Elop went on to say that carriers’ rush toward Windows Phone 8 “begins in Q4″ of this year and will be “an opportunity that we look at as quite positive for 2013 as a whole.”

Nokia lost nearly $1.3 billion in the last quarter. It was the company’s sixth consecutive quarterly loss, one made more dismal by the announcement that it sold just 6.3 million smartphones in the quarter — down from 16.8 million a year ago. Of those, only 300,000 were sold in the vital North American market. And of the 6.3 million unit total, fewer than half were Nokia’s new Windows Phone-based Lumias.
It was a difficult quarter, tough enough to shake the confidence of anyone who has bought into Nokia’s comeback story. But CEO Stephen Elop remains undaunted. He believes Nokia’s fortunes are about to change, and that change will be expedited by carriers’ need for a third smartphone ecosystem apart from Google’s Android and Apple’s iOS.


“There’s a dynamic that we’re seeing and hearing about … and that is increasing concern amongst operators about the concentration of power that is landing with two particular ecosystems that are obviously quite strong out there today,” Elop said during a Thursday earnings call. “I think you’re going to see a trend where operators, starting in the West, begin to say, ‘We need a third ecosystem to really begin to happen. We really need to double down on it. We need to cause it to happen.’”

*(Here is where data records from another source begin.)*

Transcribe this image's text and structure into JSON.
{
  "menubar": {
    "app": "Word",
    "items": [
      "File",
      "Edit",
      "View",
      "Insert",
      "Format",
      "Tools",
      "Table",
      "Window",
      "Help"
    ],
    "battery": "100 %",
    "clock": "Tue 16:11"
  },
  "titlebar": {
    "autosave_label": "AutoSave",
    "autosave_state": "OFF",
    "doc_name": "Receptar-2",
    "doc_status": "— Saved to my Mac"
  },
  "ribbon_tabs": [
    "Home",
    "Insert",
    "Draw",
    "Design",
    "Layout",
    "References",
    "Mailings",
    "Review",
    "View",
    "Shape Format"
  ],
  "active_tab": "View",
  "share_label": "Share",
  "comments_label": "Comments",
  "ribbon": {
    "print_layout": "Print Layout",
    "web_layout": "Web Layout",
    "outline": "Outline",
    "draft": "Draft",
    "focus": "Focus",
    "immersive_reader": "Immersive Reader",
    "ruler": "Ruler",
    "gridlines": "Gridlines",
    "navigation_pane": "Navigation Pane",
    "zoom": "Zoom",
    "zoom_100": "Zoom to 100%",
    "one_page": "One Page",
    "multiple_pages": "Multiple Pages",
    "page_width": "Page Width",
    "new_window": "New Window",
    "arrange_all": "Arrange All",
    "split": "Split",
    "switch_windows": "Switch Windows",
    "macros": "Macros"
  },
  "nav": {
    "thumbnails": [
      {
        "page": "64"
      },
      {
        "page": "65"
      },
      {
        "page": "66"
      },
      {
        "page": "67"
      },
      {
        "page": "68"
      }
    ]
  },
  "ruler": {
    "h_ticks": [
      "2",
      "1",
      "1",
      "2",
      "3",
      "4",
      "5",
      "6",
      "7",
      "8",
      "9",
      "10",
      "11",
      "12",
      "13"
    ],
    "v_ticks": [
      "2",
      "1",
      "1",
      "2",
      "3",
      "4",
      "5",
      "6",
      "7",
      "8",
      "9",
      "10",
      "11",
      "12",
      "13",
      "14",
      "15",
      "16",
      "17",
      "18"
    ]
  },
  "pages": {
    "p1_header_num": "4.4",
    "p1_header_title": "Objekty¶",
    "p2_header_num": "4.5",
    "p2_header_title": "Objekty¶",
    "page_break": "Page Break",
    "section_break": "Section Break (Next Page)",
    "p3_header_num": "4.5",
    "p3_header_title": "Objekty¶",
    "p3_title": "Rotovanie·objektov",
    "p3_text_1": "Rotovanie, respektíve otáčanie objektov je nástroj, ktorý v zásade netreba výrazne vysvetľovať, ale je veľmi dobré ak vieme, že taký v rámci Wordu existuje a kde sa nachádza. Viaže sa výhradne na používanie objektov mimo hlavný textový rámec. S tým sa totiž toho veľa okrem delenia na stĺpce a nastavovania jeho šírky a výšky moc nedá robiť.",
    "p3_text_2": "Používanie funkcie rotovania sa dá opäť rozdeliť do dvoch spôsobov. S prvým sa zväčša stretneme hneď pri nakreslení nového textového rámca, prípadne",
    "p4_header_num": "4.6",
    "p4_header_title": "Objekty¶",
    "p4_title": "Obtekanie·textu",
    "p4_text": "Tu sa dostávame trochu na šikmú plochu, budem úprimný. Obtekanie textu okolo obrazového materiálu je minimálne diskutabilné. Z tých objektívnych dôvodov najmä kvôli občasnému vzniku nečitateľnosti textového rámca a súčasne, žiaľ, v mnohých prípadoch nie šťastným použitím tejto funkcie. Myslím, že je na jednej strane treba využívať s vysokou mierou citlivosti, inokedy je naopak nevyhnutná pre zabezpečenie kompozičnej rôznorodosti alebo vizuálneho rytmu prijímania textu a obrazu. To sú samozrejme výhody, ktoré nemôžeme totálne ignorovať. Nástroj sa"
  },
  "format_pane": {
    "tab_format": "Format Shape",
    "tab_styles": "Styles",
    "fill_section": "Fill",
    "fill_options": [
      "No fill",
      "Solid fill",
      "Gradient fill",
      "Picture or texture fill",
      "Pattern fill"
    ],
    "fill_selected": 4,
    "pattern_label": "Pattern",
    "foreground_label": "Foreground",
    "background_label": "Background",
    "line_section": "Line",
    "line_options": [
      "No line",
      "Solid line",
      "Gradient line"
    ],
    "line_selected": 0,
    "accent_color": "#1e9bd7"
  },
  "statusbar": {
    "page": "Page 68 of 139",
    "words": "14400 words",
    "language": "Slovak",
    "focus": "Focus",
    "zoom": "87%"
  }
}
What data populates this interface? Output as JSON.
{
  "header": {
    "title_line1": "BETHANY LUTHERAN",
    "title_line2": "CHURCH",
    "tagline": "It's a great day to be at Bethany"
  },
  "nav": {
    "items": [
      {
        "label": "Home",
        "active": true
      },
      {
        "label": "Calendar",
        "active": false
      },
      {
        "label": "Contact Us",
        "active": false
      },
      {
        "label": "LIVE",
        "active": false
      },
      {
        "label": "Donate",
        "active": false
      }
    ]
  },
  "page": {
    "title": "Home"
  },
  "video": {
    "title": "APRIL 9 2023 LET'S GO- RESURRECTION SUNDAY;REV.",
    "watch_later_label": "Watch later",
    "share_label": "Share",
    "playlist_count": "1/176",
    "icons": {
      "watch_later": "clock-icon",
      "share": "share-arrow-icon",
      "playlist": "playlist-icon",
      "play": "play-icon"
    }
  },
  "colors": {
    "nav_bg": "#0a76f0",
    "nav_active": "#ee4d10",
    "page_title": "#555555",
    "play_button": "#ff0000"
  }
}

When will that trend begin in earnest? Now. And Nokia is fully prepared to exploit it.
“This is an opportunity that we look at as quite positive for 2013 as a whole,” Elop said. “And it begins in Q4.”
Presumably, that means with the launch of Nokia’s next smartphone, the Lumia 920, and the other devices that will follow it to market. So, if Elop is right, we’ll see Nokia regaining some traction in the near future. And if he’s not? Well, it might be time to revisit that “burning platform” memo.